Three Imaginary Girls

Seattle's Indie-Pop Press – Music Reviews, Film Reviews, and Big Fun

[Joy Divison - Unknown Pleasures]

It’s the album cover that has inspired possibly the coolest t-shirt in rock music history.

Peter Hook is taking Unknown Pleasures out on the road with his band The Light, and the ten tracks on the album will do for those of us reading this website what a reunion of Pink Floyd doing Dark Side of The Moon would do for our parents, aunts, and uncles. Unfortunately, due to dissolving relationships of his own and many other problems, there is no Ian Curtis to moan into the abyss this time — but Hook has had experience in both JD and the follow-up band made from its ashes-phoenix, New Order, and is throwing in some tracks from original punk band Warsaw besides.
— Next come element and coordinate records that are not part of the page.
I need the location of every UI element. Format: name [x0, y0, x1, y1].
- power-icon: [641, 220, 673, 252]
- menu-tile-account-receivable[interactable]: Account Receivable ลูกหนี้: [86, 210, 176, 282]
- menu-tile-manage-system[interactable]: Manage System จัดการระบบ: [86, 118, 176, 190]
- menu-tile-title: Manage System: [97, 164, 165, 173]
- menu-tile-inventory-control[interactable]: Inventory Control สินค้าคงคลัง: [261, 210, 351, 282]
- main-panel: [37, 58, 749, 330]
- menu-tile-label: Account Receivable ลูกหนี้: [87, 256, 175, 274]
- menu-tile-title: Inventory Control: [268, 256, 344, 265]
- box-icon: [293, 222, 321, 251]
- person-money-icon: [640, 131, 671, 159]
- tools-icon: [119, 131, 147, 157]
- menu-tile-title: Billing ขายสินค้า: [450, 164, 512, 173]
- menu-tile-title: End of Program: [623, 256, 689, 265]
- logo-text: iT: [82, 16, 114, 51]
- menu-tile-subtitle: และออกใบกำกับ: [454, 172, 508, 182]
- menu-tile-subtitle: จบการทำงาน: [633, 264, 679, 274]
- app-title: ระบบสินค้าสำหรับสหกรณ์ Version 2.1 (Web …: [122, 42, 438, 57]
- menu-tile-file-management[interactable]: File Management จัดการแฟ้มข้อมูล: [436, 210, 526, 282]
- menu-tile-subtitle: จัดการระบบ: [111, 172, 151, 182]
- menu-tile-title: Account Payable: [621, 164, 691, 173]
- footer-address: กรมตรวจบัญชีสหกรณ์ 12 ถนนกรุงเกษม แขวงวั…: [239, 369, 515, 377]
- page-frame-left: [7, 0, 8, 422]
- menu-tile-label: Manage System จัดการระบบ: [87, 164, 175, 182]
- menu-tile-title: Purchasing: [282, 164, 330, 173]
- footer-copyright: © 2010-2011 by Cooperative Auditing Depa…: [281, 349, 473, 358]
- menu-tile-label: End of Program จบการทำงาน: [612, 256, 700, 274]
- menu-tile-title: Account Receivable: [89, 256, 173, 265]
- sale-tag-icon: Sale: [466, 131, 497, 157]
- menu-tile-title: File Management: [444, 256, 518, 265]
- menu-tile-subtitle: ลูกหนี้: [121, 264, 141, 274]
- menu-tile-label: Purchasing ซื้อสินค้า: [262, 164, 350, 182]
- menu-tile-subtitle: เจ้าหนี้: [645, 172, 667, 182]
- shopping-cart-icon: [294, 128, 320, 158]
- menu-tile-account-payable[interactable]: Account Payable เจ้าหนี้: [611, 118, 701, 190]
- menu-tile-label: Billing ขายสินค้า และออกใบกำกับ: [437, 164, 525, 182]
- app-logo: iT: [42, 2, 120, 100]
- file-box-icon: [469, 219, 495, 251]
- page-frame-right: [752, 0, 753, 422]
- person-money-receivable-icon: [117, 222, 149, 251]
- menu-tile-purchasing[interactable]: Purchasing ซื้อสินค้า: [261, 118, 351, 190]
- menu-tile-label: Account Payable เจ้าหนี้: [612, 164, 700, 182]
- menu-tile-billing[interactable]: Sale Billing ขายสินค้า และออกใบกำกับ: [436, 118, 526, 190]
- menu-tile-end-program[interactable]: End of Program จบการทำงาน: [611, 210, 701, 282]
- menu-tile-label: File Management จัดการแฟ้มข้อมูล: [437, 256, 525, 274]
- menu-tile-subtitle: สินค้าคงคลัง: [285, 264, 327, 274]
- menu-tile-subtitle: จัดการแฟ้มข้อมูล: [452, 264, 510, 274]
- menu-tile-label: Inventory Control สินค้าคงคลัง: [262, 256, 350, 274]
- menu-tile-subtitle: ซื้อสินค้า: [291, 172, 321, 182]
Can you believe all this live music revival goodness will be happening in Seattle next week, December 7, at the Showbox at the Market? There are some people who grumble about the “playing the whole album live” business, but I’m sure even they are intrigued. Especially them, actually. Unknown Pleasures is an album’s album, great single tracks regardless, due to its uniformity of sound and over-plus of existential intensity, which these music fans are probably all up in. Unknown Pleasures is the album where the post-punk strip-down happened first, best, and the most — it is to rock music what Wagner is to opera (and Hook’s bass is to alternative dance music as Jimi Hendrix’s guitar was to hard rock).

Chris Ott of Pitchfork in his 33 1/3 devoted to the LP called it “the end of pop … .” The late Tony Wilson, famous for founding the Manchester-based label and club that would give Joy Division their boost into history, is quoted in Simon Reynolds’ new book Totally Wired as saying about the “crazed (but) deliciously clever” producer, “Martin Hannett is the kind of man who could hear the sound of the moon moving around the earth.” He also claims the band hated Unknown Pleasures due to it being created fully out of absolute hardship and creative suffering, and “if they’d had their way it never would have been released.”

Though the historical and aesthetic reign of Unknown Pleasures may have had quite a bit to do with Hannett and with the patronage of Wilson, chief of Factory (the label for UP and its also-crucial follow up Closer) and The Hacienda (the club they got serious at and played regularly), the music played by those musicians is essential and immortal enough to keep young bands coming back to it year by year, a sort of dark pool of eternal creative life. All I know is when the girl I’d fallen madly in love with dumped me (for the first time), leaving me in a windowless basement bed-sit in Spokane in the middle of a deep-snowed winter, all I did was lie in bed and play this one LP over and over, only rising to flip it over. (Imagine if CD players with repeat had existed then! I’d still be there now, listening to “Interzone,” my eyes no longer seeing, like a pale little fish at the bottom of the ocean.)

“She’s Lost Control,” “Transmission,” “Atmosphere,” and the stand-alone single “Love Will Tear Us Apart” all came from sessions Joy Division did starting in April of 1979, as 15 songs they’d been rehearsing — and then sacrificed to the mercurial, drug-stoked Hannett, formed through their ferocious ambition and his “impatient, cerebral hyperactivity.” Their sound was broken down piece by piece, the buzz-saw roar of Ian Curtis on vocals, Peter Hook on bass and backing vocals, Bernard Summer on guitar and keyboards, and Stephen Morris on drums minimalistically reinvented as Joy Division starring in their debut Unknown Pleasures.

Don’t miss this chance to hear one of its primary players displayed all its icy charms at once!